Mille bonnes amitiés. Ex imo corde.

V.[2]


À Monsieur Grandfort[3].


[Juillet 1848.]

Vous avez raison de vous plaindre, monsieur, mais je vais vous dire. Tous les jours, douze ou quinze pauvres artistes et gens de lettres, sans pain, me font l’honneur de s’adresser à moi. Je fais ce que je puis, je ne leur donne guère plus de vingt sous à chacun, cela les humilie tous et cela les soulage tous.

Hélas ! que faire ? nous sommes dans un temps où celui qui fait l’aumône aujourd’hui sera peut-être forcé de la demander demain.

Il ne faut pas regarder ce qu’on donne, mais de quel cœur on donne. Je n’ai que le bon cœur, mais tenez-m’en compte. Moi aussi, je serais charmé de vous voir, votre tour d’esprit me plaît et votre situation douloureuse me touche vivement. Mais je suis aussi pauvre d’argent que de temps, je peux, à la rigueur, donner vingt sous, il m’est impossible de donner vingt minutes. C’est pour cela que je vous disais : écrivez-moi.

Je n’ose vous dire venez, car j’appartiens à l’Assemblée et aux affaires publiques et mes travaux commencent à 8 heures du matin pour finir à minuit. Écrivez-moi, monsieur, et comptez sur ma vive et sincère et cordiale sympathie[4].


À Paul Meurice[5].


2 8bre.

Cher poëte, j’ai chargé mon fils de vous dire ce que j’ai fait hier pour notre croix d’officier[6]. Le rapport de M. Walewsky est excellent. Je crois avoir fort adouci et retourné Ch.
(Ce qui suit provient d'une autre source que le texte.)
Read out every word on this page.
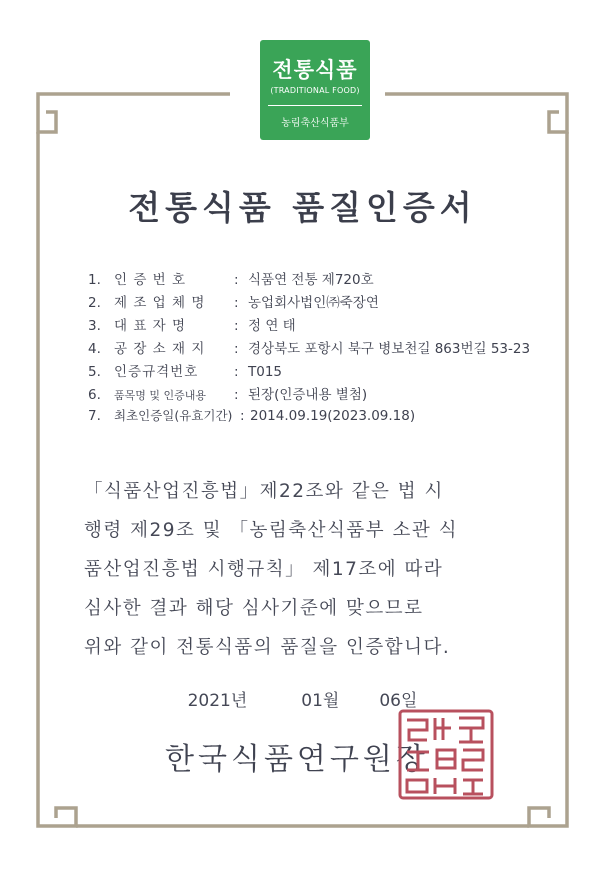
전통식품
(TRADITIONAL FOOD)
농림축산식품부
전통식품 품질인증서
1. 인 증 번 호	: 식품연 전통 제720호
2. 제 조 업 체 명	: 농업회사법인㈜죽장연
3. 대 표 자 명	: 정 연 태
4. 공 장 소 재 지	: 경상북도 포항시 북구 병보천길 863번길 53-23
5. 인증규격번호	: T015
6.	품목명 및 인증내용	: 된장(인증내용 별첨)
7.	최초인증일(유효기간) : 2014.09.19(2023.09.18)
「식품산업진흥법」제22조와 같은 법 시
행령 제29조 및 「농림축산식품부 소관 식
품산업진흥법 시행규칙」 제17조에 따라
심사한 결과 해당 심사기준에 맞으므로
위와 같이 전통식품의 품질을 인증합니다.
2021년	01월 06일
한국식품연구원장
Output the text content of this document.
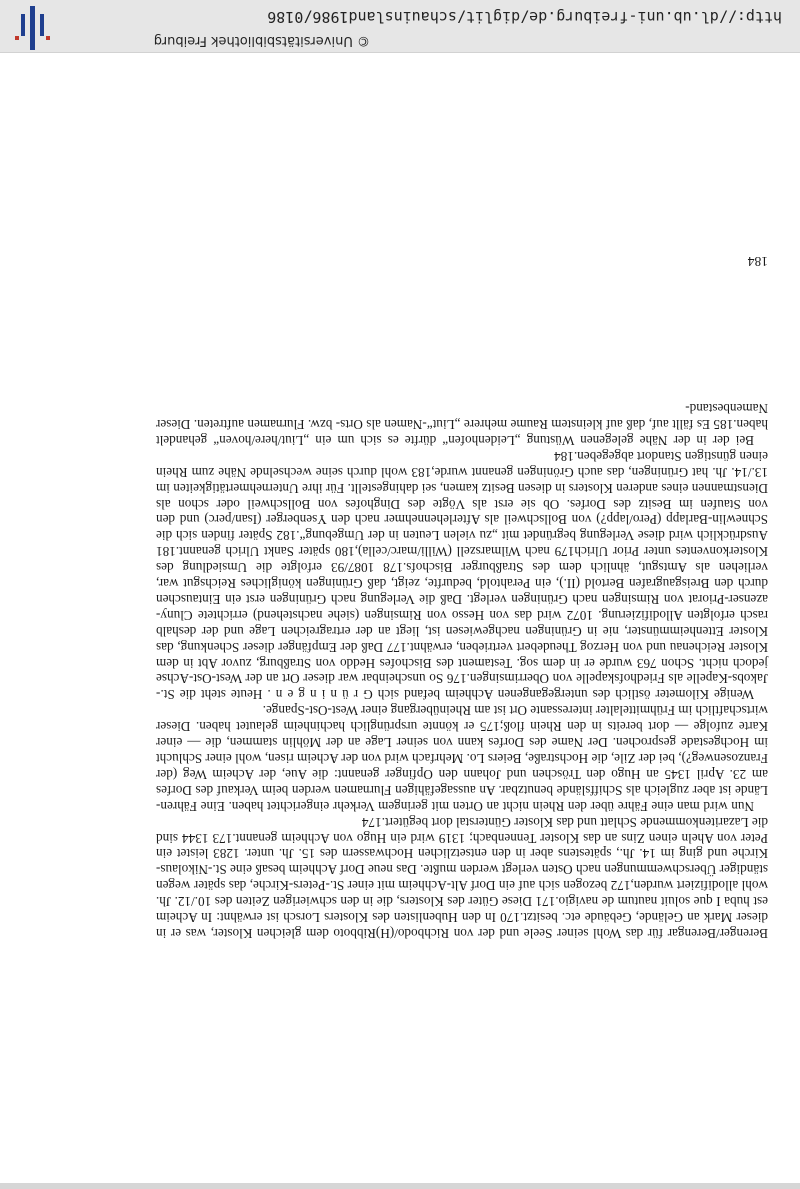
© Universitätsbibliothek Freiburg
http://dl.ub.uni-freiburg.de/diglit/schauinsland1986/0186
184

Berenger/Berengar für das Wohl seiner Seele und der von Richbodo/(H)Ribboto dem gleichen Kloster, was er in dieser Mark an Gelände, Gebäude etc. besitzt.170 In den Hubenlisten des Klosters Lorsch ist erwähnt: In Acheim est huba I que soluit nautum de navigio.171 Diese Güter des Klosters, die in den schwierigen Zeiten des 10./12. Jh. wohl allodifiziert wurden,172 bezogen sich auf ein Dorf Alt-Achheim mit einer St.-Peters-Kirche, das später wegen ständiger Überschwemmungen nach Osten verlegt werden mußte. Das neue Dorf Achheim besaß eine St.-Nikolaus-Kirche und ging im 14. Jh., spätestens aber in den entsetzlichen Hochwassern des 15. Jh. unter. 1283 leistet ein Peter von Aheln einen Zins an das Kloster Tennenbach; 1319 wird ein Hugo von Achheim genannt.173 1344 sind die Lazaritenkommende Schlatt und das Kloster Günterstal dort begütert.174

Nun wird man eine Fähre über den Rhein nicht an Orten mit geringem Verkehr eingerichtet haben. Eine Fähren-Lände ist aber zugleich als Schiffslände benutzbar. An aussagefähigen Flurnamen werden beim Verkauf des Dorfes am 23. April 1345 an Hugo den Tröschen und Johann den Opfinger genannt: die Aue, der Acheim Weg (der Franzosenweg?), bei der Zile, die Hochstraße, Beiers Lo. Mehrfach wird von der Acheim risen, wohl einer Schlucht im Hochgestade gesprochen. Der Name des Dorfes kann von seiner Lage an der Möhlin stammen, die — einer Karte zufolge — dort bereits in den Rhein floß;175 er könnte ursprünglich hachinheim gelautet haben. Dieser wirtschaftlich im Frühmittelalter interessante Ort ist am Rheinübergang einer West-Ost-Spange.

Wenige Kilometer östlich des untergegangenen Achheim befand sich G r ü n i n g e n . Heute steht die St.-Jakobs-Kapelle als Friedhofskapelle von Oberrimsingen.176 So unscheinbar war dieser Ort an der West-Ost-Achse jedoch nicht. Schon 763 wurde er in dem sog. Testament des Bischofes Heddo von Straßburg, zuvor Abt in dem Kloster Reichenau und von Herzog Theudebert vertrieben, erwähnt.177 Daß der Empfänger dieser Schenkung, das Kloster Ettenheimmünster, nie in Grüningen nachgewiesen ist, liegt an der ertragreichen Lage und der deshalb rasch erfolgten Allodifizierung. 1072 wird das von Hesso von Rimsingen (siehe nachstehend) errichtete Clunyazenser-Priorat von Rimsingen nach Grüningen verlegt. Daß die Verlegung nach Grüningen erst ein Eintauschen durch den Breisgaugrafen Bertold (II.), ein Perahtold, bedurfte, zeigt, daß Grüningen königliches Reichsgut war, verliehen als Amtsgut, ähnlich dem des Straßburger Bischofs.178 1087/93 erfolgte die Umsiedlung des Klosterkonventes unter Prior Ulrich179 nach Wilmarszell (Willi/marc/cella),180 später Sankt Ulrich genannt.181 Ausdrücklich wird diese Verlegung begründet mit „zu vielen Leuten in der Umgebung“.182 Später finden sich die Schnewlin-Barlapp (Pero/lapp?) von Bollschweil als Afterlehennehmer nach den Ysenberger (Isan/perc) und den von Staufen im Besitz des Dorfes. Ob sie erst als Vögte des Dinghofes von Bollschweil oder schon als Dienstmannen eines anderen Klosters in diesen Besitz kamen, sei dahingestellt. Für ihre Unternehmertätigkeiten im 13./14. Jh. hat Grüningen, das auch Gröningen genannt wurde,183 wohl durch seine wechselnde Nähe zum Rhein einen günstigen Standort abgegeben.184

Bei der in der Nähe gelegenen Wüstung „Leidenhofen“ dürfte es sich um ein „Liut/here/hoven“ gehandelt haben.185 Es fällt auf, daß auf kleinstem Raume mehrere „Liut“-Namen als Orts- bzw. Flurnamen auftreten. Dieser Namenbestand-
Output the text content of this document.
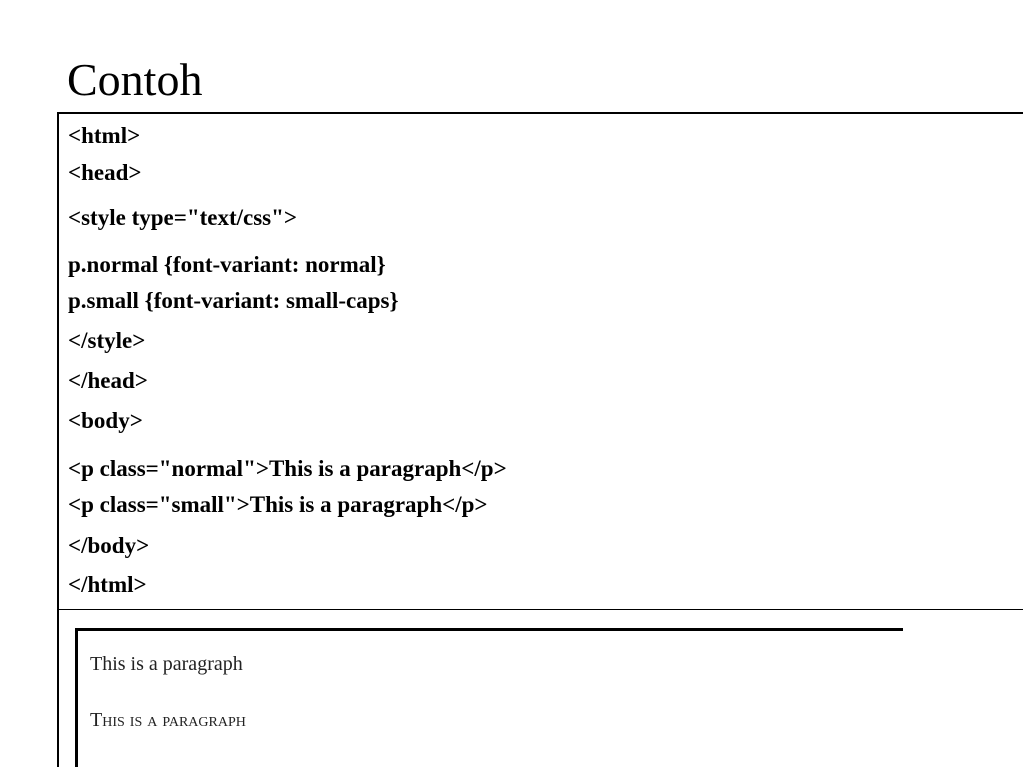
Contoh
<html>
<head>
<style type="text/css">
p.normal {font-variant: normal}
p.small {font-variant: small-caps}
</style>
</head>
<body>
<p class="normal">This is a paragraph</p>
<p class="small">This is a paragraph</p>
</body>
</html>
This is a paragraph
This is a paragraph
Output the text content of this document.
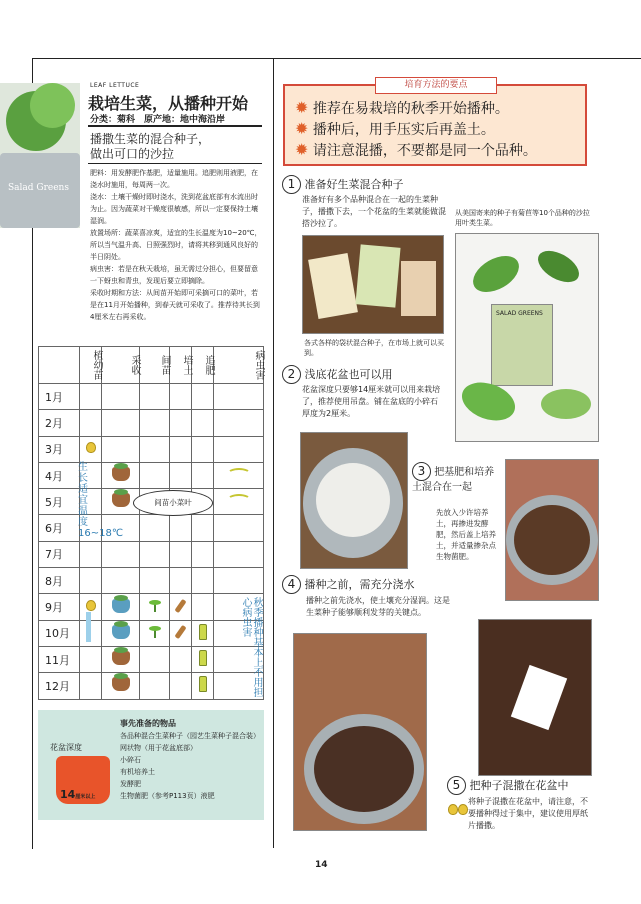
Salad Greens
LEAF LETTUCE
栽培生菜，从播种开始
分类：菊科　原产地：地中海沿岸
播撒生菜的混合种子，
做出可口的沙拉
肥料：用发酵肥作基肥，适量施用。追肥则用液肥，在浇水时施用，每周两一次。
浇水：土壤干燥时即时浇水，洗到花盆底部有水流出时为止。因为蔬菜对干燥度很敏感，所以一定要保持土壤湿润。
放置场所：蔬菜喜凉爽，适宜的生长温度为10~20℃，所以当气温升高、日照强烈时，请将其移到通风良好的半日阴处。
病虫害：若是在秋天栽培，虽无需过分担心，但要留意一下蚜虫和青虫，发现后要立即摘除。
采收时期和方法：从间苗开始即可采摘可口的菜叶，若是在11月开始播种，到春天就可采收了。推荐待其长到4厘米左右再采收。
	植幼苗	采收	间苗	培土	追肥	病虫害
1月						
2月						
3月						
4月						
5月						
6月						
7月						
8月						
9月						
10月						
11月						
12月						
生长适宜温度16~18℃
间苗小菜叶
秋季播种基本上不用担心病虫害
花盆深度
14厘米以上
事先准备的物品
各品种混合生菜种子（园艺生菜种子混合装）
网状物（用于花盆底部）
小碎石
有机培养土
发酵肥
生物菌肥（参考P113页）液肥
培育方法的要点
✹ 推荐在易栽培的秋季开始播种。
✹ 播种后，用手压实后再盖土。
✹ 请注意混播，不要都是同一个品种。
1 准备好生菜混合种子
准备好有多个品种混合在一起的生菜种子，播撒下去，一个花盆的生菜就能做混搭沙拉了。
各式各样的袋状混合种子，在市场上就可以买到。
从美国寄来的种子有菊苣等10个品种的沙拉用叶类生菜。
SALAD GREENS
2 浅底花盆也可以用
花盆深度只要够14厘米就可以用来栽培了，推荐使用吊盘。铺在盆底的小碎石厚度为2厘米。
3 把基肥和培养土混合在一起
先放入少许培养土，再掺进发酵肥，然后盖上培养土，并适量掺杂点生物菌肥。
4 播种之前，需充分浇水
播种之前先浇水，使土壤充分湿润。这是生菜种子能够顺利发芽的关键点。
5 把种子混撒在花盆中
将种子混撒在花盆中，请注意，不要播种得过于集中，建议使用厚纸片播撒。
14
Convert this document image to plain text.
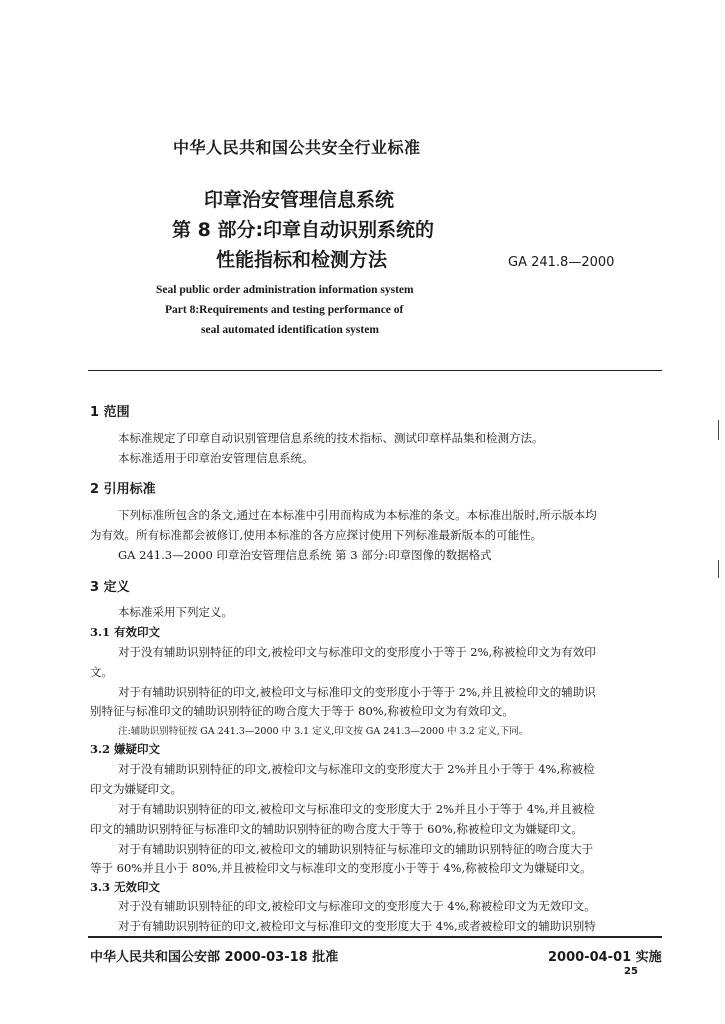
中华人民共和国公共安全行业标准
印章治安管理信息系统
第 8 部分:印章自动识别系统的
性能指标和检测方法	GA 241.8—2000
Seal public order administration information system
Part 8:Requirements and testing performance of
seal automated identification system
1 范围
本标准规定了印章自动识别管理信息系统的技术指标、测试印章样品集和检测方法。
本标准适用于印章治安管理信息系统。
2 引用标准
下列标准所包含的条文,通过在本标准中引用而构成为本标准的条文。本标准出版时,所示版本均
为有效。所有标准都会被修订,使用本标准的各方应探讨使用下列标准最新版本的可能性。
GA 241.3—2000 印章治安管理信息系统 第 3 部分:印章图像的数据格式
3 定义
本标准采用下列定义。
3.1 有效印文
对于没有辅助识别特征的印文,被检印文与标准印文的变形度小于等于 2%,称被检印文为有效印
文。
对于有辅助识别特征的印文,被检印文与标准印文的变形度小于等于 2%,并且被检印文的辅助识
别特征与标准印文的辅助识别特征的吻合度大于等于 80%,称被检印文为有效印文。
注:辅助识别特征按 GA 241.3—2000 中 3.1 定义,印文按 GA 241.3—2000 中 3.2 定义,下同。
3.2 嫌疑印文
对于没有辅助识别特征的印文,被检印文与标准印文的变形度大于 2%并且小于等于 4%,称被检
印文为嫌疑印文。
对于有辅助识别特征的印文,被检印文与标准印文的变形度大于 2%并且小于等于 4%,并且被检
印文的辅助识别特征与标准印文的辅助识别特征的吻合度大于等于 60%,称被检印文为嫌疑印文。
对于有辅助识别特征的印文,被检印文的辅助识别特征与标准印文的辅助识别特征的吻合度大于
等于 60%并且小于 80%,并且被检印文与标准印文的变形度小于等于 4%,称被检印文为嫌疑印文。
3.3 无效印文
对于没有辅助识别特征的印文,被检印文与标准印文的变形度大于 4%,称被检印文为无效印文。
对于有辅助识别特征的印文,被检印文与标准印文的变形度大于 4%,或者被检印文的辅助识别特
中华人民共和国公安部 2000-03-18 批准	2000-04-01 实施
25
D. qui avait sur la chose une sorte de parti

  1. L’affaire Libri date de 1848 (voir Choses Vues), mais il y eut peut-être une enquête préliminaire.
  2. Communiquée par M. le baron de Villiers.
  3. Inédite. — Réponse au verso d’une lettre, datée 18 juillet 1848 et signée Grandfort.
  4. Communiquée par la librairie Cornuau.
  5. Inédite.
  6. Sollicitée par Froment-Meurice, orfèvre, demi-frère de Paul Meurice.